McDonnell had been just as flabbergasted when he received word he would become an auxiliary bishop in the Archdiocese of New York in 2002.
"That came out of the blue," said McDonnell. "I think God has a sense of humor and that God reaches out and taps you when you don't expect it."
McDonnell also showed a sense of humor when he was introduced to the diocese at a news conference Tuesday.
He laughed at the April 1 installation date, adding, "I think we will make use of St. Paul's line, 'Fools for the sake of Christ.'"
McDonnell stayed with the Spanish course into Saturday, when he returned home. He arrived in Springfield Monday before returning again to New York Tuesday.
While in Florida, he downloaded information about the diocese from the Internet.
"Until I got here I didn't get a real feel for the most important part of the diocese: Its people," McDonnell said.
McDonnell will replace the Most Rev.
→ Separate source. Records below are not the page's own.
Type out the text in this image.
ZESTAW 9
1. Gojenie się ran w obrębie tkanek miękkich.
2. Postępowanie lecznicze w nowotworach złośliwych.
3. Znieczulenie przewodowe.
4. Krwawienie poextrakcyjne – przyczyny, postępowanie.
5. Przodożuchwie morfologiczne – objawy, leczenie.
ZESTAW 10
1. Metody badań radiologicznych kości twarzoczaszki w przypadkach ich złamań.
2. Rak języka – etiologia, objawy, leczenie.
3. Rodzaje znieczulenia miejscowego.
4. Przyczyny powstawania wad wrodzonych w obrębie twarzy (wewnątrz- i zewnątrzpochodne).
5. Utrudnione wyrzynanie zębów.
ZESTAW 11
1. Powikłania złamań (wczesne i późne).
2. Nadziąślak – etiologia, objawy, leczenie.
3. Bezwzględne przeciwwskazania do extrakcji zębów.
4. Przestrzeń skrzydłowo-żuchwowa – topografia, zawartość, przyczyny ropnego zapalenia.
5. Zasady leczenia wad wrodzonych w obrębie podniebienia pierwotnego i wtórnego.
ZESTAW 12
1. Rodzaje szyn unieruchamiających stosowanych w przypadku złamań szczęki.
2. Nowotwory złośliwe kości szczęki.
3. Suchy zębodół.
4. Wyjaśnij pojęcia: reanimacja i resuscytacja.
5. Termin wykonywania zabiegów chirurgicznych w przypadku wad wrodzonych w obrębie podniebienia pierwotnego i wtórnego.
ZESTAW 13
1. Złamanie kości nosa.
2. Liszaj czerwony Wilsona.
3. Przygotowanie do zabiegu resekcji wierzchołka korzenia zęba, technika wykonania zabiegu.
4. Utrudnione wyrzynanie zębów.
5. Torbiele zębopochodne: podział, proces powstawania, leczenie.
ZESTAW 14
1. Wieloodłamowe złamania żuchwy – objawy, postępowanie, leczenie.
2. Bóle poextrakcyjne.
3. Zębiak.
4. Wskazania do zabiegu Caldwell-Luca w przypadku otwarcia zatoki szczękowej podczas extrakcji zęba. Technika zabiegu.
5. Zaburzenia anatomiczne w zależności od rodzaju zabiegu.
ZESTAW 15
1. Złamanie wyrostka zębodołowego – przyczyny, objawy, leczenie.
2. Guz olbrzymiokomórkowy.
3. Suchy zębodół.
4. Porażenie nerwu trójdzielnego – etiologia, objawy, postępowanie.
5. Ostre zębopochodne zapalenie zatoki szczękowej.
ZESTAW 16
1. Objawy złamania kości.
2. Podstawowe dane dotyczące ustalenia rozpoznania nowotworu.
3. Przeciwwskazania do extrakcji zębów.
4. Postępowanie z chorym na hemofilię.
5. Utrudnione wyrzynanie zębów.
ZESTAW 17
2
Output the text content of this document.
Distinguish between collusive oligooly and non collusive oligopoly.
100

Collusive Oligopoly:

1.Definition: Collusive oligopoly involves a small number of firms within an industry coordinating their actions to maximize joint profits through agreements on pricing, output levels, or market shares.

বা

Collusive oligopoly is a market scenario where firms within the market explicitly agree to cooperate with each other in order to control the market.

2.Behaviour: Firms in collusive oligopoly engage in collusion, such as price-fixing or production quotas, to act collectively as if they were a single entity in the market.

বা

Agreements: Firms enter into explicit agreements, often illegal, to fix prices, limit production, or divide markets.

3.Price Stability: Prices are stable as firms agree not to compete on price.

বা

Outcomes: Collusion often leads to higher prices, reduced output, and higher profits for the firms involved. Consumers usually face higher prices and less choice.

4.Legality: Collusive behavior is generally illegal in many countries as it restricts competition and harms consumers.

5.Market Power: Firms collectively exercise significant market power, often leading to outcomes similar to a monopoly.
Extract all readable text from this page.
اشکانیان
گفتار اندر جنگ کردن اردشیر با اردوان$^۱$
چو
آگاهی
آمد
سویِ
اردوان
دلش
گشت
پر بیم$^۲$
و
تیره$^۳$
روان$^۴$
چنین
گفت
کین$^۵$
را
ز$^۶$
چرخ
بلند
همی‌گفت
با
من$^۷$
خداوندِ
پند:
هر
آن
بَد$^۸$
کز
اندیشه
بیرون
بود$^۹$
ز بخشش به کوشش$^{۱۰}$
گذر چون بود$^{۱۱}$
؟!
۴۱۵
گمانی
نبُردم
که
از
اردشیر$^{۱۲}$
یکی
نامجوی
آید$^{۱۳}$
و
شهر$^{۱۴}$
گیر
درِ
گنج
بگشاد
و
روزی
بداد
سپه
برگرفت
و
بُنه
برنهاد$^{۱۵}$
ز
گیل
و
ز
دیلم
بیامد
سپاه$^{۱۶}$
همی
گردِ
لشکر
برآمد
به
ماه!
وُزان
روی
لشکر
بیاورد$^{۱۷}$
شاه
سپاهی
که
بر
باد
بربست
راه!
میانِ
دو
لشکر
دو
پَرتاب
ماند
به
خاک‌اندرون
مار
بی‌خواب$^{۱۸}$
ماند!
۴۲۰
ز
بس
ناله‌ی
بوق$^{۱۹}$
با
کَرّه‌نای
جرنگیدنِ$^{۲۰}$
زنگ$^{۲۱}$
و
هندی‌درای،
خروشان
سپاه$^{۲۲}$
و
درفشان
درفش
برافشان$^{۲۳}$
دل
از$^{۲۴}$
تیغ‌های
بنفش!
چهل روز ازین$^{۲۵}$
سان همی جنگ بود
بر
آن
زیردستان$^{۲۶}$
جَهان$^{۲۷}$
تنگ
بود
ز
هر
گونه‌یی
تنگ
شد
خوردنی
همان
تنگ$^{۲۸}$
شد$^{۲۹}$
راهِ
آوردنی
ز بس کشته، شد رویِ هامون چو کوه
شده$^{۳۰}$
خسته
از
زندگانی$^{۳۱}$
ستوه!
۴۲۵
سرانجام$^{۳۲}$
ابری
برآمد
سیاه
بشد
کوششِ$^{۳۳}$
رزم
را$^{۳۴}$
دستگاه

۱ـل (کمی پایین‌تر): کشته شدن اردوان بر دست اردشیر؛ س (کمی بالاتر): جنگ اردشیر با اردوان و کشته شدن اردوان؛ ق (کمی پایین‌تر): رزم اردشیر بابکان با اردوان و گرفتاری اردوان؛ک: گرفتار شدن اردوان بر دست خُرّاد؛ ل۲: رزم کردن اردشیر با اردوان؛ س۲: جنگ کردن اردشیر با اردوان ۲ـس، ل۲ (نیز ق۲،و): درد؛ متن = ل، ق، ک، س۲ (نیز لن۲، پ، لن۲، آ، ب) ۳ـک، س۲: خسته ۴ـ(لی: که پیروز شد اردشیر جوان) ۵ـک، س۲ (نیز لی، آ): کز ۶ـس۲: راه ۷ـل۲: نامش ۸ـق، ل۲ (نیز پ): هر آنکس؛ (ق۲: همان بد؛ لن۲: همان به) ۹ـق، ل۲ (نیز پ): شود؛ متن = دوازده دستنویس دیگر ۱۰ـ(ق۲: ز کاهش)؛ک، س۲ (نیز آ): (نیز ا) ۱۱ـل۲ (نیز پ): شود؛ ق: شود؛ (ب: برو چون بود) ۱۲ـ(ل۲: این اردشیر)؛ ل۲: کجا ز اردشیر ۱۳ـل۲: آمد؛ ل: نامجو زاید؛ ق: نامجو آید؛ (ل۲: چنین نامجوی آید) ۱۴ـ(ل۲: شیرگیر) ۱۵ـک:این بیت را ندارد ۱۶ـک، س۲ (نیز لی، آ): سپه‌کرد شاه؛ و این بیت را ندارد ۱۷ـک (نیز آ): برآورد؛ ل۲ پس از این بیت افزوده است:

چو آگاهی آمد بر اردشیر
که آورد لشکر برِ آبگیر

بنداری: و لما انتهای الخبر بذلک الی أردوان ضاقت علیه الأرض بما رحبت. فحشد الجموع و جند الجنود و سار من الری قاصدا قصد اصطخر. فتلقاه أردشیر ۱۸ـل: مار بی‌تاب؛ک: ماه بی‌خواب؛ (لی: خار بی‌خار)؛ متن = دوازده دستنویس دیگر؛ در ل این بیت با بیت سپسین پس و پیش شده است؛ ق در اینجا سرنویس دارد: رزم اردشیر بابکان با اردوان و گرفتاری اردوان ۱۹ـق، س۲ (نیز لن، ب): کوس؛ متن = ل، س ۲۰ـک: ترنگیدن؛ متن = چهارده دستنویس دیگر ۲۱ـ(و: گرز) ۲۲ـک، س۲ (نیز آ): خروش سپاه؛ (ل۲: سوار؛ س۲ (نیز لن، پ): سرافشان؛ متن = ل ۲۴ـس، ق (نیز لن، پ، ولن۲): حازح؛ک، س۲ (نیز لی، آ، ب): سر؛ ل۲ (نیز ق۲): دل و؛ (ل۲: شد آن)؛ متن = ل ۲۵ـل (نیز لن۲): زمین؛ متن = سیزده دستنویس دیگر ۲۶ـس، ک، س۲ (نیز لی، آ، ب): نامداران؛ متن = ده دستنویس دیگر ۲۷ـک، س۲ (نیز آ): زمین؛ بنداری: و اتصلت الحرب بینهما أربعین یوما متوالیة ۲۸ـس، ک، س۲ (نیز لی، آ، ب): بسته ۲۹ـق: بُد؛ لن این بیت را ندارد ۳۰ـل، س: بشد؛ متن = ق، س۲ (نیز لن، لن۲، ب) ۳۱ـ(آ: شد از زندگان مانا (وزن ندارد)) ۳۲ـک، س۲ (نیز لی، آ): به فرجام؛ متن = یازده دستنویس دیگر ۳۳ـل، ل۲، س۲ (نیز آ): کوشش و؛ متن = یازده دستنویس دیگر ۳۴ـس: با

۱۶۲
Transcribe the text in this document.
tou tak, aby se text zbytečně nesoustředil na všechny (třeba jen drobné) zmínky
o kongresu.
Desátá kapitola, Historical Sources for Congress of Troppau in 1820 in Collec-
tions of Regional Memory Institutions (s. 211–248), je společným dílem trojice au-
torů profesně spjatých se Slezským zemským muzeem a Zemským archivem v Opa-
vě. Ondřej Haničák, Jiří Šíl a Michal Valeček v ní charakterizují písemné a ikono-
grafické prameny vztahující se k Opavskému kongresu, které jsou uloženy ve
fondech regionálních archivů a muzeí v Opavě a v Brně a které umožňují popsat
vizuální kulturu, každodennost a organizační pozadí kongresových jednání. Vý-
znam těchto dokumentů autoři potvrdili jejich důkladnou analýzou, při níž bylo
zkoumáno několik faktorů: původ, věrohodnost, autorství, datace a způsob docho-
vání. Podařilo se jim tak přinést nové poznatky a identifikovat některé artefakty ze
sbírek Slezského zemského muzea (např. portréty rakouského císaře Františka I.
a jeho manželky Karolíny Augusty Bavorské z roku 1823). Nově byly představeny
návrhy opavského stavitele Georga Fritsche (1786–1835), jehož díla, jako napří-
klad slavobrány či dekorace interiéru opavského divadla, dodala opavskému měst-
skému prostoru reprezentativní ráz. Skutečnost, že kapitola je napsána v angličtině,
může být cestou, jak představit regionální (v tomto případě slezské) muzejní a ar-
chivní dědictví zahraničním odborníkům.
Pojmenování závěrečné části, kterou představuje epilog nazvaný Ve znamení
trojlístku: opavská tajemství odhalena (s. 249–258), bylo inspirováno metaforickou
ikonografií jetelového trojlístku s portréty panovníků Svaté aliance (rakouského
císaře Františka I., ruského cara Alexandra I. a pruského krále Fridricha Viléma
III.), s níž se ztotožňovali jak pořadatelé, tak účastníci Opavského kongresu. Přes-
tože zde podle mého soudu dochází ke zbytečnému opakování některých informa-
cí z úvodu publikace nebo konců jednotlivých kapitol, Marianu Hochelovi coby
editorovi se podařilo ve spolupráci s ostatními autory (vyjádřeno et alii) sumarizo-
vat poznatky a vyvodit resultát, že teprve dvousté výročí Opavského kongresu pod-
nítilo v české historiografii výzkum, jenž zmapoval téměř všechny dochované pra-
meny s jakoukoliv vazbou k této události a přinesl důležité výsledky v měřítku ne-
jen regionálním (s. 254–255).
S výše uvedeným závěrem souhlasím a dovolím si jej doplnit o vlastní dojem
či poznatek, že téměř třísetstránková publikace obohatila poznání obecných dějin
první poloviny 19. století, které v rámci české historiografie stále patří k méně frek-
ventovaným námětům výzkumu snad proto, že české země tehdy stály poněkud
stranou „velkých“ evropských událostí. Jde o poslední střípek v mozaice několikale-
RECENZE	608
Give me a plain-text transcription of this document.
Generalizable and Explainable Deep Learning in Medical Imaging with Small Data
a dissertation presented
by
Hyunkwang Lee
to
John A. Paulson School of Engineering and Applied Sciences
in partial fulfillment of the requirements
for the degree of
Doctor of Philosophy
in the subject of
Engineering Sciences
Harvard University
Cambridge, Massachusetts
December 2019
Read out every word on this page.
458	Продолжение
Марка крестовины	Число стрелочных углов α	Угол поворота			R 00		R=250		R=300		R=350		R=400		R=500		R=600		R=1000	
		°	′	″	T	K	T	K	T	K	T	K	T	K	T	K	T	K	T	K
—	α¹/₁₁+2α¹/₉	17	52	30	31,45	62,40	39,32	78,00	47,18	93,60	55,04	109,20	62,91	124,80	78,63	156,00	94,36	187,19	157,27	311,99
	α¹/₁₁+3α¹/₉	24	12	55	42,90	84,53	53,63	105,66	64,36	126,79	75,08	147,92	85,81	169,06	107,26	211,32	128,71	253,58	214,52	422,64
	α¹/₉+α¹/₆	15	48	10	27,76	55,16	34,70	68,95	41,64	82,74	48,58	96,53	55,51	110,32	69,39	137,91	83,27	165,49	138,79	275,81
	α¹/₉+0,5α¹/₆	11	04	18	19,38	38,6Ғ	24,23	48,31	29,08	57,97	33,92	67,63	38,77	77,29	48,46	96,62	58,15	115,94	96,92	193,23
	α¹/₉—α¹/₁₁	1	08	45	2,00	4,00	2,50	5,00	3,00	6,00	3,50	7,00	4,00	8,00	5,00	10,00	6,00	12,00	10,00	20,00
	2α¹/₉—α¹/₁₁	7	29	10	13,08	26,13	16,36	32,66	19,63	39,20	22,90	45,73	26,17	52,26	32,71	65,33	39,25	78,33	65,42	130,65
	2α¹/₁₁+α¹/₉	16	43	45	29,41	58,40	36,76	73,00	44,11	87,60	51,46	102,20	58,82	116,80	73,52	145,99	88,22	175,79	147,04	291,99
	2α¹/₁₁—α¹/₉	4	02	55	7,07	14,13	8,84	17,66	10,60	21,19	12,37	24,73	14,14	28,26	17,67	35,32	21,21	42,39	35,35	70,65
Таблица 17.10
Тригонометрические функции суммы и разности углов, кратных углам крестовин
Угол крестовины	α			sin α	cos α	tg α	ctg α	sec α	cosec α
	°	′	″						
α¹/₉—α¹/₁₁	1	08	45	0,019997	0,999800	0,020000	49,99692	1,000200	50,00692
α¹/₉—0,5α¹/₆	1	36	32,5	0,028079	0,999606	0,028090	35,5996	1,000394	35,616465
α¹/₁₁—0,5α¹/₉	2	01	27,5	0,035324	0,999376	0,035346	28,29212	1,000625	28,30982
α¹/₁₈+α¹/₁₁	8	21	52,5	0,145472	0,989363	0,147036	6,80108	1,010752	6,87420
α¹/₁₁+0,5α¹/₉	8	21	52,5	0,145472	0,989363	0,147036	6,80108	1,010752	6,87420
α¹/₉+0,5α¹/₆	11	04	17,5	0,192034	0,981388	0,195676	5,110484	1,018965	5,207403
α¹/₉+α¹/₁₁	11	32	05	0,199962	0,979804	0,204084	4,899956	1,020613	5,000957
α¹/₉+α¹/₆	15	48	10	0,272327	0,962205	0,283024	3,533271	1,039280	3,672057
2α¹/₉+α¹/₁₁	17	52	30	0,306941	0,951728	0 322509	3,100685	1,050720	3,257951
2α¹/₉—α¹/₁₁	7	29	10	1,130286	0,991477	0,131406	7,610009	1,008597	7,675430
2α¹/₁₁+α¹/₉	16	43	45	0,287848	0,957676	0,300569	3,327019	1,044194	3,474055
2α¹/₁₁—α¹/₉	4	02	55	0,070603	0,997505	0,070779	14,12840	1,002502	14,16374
Thomas L. Dupre, who resigned suddenly a month ago amid allegations raised by The Republican that he sexually abused two minors beginning more than 25 years ago.
He became bishop of the diocese in 1995.
Dupre, 70, left the diocese and checked into a mental health facility the night before his early retirement was announced. Health concerns were cited as the reason by diocesan officials, who said they have not heard from Dupre since his departure.
While Dupre's last two years as bishop were dominated by issues surrounding the clergy sexual abuse crisis, the bishop elect had some dealings with the issue as well.
At his last parish, St. John and St. Mary Parish, McDonnell had invited a priest accused of sexually abusing a minor to say a weekend Mass.
When Father (Francis) Stinner came to the parish, we announced at all the Masses that those charges had been against him. It was brought before the parish council, so the parish knew the situation," McDonnell said after the news conference Tuesday.
Stinner had no other involvement in the parish, McDonnell said.
"He didn't live or work in the parish," McDonnell said.
He said that situation would not occur today because of the policy that was subsequently created in 2002 by U.S. bishops.
Stinner could not be reached for comment.
St. John and St. Mary parishioner Rosemary Eshgi said some people had concerns about the situation, but that eventually Stinner was prevented from celebrating Mass there in early 2002.
The Springfield Diocese had a similar situation with the Rev. Edward M. Kennedy, who was removed from parish ministry in the 1990s because of credible accusations of sexual misconduct.
Kennedy was used occasionally as a "supply priest," one who fills in at Sunday Masses when permanent priests are sick or on vacation.
Kennedy was removed from all ministry in summer 2002 when dioceses began enforcing the U.S. bishops' then newly created "zero tolerance" policy.